Top banking industry executives say they are skeptical about helping troubled borrowers by forgiving a portion of their debt. The executives are telling lawmakers they are reducing the amount that troubled borrowers owe on their home loans only in limited cases. That’s because consumers who are paying their mortgages on time are likely to see such reductions as unfair. “We are concerned about large-scale, broad-based principal reduction programs,” says David Lowman, chief executive of JPMorgan Chase’s mortgage business. Those programs “could be harmful to consumers, investors and future mortgage market conditions,” he told the house Financial Services Committee. Such programs “could raise issues of fairness,” says Sanjiv Das, Citigroup’s top mortgage executive.

Online messaging service Twitter is introducing advertising, allowing companies to pay to have their messages show up first in searches. The feature is called Promoted Tweets. Twitter says Best Buy, Sony Pictures, Starbucks and Virgin America are some of the advertisers. San Francisco-based Twitter has grown quickly in popularity, but hasn’t had a real way to make money. The eventual introduction of advertising comes as no big surprise. Analysts have long speculated about when and how Twitter was going to start making money off its popular service.

Toyota says it’s concerned about the test findings that caused Consumer Reports to give a rare “don’t buy” rating to its Lexus GX 460. Consumer Reports says the large SUV has handling problems that could cause it to roll over during sharp turns. Toyota says it takes those test results “seriously”–and that its engineers will try to duplicate those tests to determine the next steps. The company adds that the GX 460 still “meets or exceeds” government testing requirements. The warning is the latest blow to Toyota’s tarnished safety reputation, after the recall of millions of cars and trucks over gas pedal problems. An analyst says the “don’t buy” label isn’t likely to hurt Toyota’s broader sales, since the GX 460 accounts for just a fraction of its total. But he says it’ll have a bigger impact in “negative PR.”

A top Ford executive says the automaker’s revenues rose in the first quarter. Americas President Mark Fields says Ford’s U.S. market share gains in the first three months of the year were the highest they have been since 1977. Ford saw gains across its lineup, but particularly in pickups and commercial trucks.
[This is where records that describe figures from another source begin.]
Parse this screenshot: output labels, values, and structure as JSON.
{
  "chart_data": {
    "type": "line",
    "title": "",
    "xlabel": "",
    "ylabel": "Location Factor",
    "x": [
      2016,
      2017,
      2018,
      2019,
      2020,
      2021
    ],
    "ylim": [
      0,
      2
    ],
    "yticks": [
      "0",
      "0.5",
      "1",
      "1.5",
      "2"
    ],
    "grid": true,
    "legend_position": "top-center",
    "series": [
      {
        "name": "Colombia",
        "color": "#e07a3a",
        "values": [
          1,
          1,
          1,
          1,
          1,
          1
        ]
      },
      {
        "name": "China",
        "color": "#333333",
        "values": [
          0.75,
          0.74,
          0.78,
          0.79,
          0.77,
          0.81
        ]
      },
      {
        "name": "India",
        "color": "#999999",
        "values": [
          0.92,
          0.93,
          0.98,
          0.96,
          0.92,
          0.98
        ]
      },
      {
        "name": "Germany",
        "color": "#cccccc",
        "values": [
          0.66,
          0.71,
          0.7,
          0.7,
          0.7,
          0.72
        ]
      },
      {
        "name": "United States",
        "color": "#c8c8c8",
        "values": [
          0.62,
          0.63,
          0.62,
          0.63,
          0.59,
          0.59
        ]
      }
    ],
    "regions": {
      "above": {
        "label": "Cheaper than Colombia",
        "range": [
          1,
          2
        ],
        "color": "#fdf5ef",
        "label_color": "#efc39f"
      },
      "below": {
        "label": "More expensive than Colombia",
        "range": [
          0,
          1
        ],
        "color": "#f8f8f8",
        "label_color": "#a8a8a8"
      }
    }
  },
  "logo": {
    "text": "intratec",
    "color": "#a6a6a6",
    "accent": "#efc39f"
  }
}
Ford is benefiting from new products as well as Toyota’s misfortunes. Ford is among the brands that shoppers turned to after Toyota recalled millions of vehicles because of safety problems.

The University of Houston Energy program has received a $2.5 million stimulus award from the Department of Energy to develop a Smart Grid workforce training program. The program involves the Smart Grid Energy Training Coalition, which includes the university, as well as CenterPoint Energy, San Jacinto College, the Power Technology Institute, SkillsNET and the Texas Business and Education Coalition. The DOE award will fund training programs supporting electricians, line workers, technicians, system operators, power system engineers, cyber security specialists and transmission planners.

The U.S. Chemical and Safety Hazard Board has launched a national initiative to raise awareness about deadly explosions involving teens, hoping to discourage youth from choosing oil field sites as “hang outs.” During a news conference in Hattiesburg, CSB officials unveiled a video detailing the deaths of Devon Byrd and Wade White, two teens killed after an oil storage tank exploded in Carnes, Mississippi, in 2009. The initiative also includes a push for stronger laws and regulations to secure oil field sites, and a request for the industry to police itself when it comes to safety measures. CSB spokesman Daniel Horowitz says the campaign comes after their research found at least 36 teenagers and six young adults had died in similar explosions over past 30 years.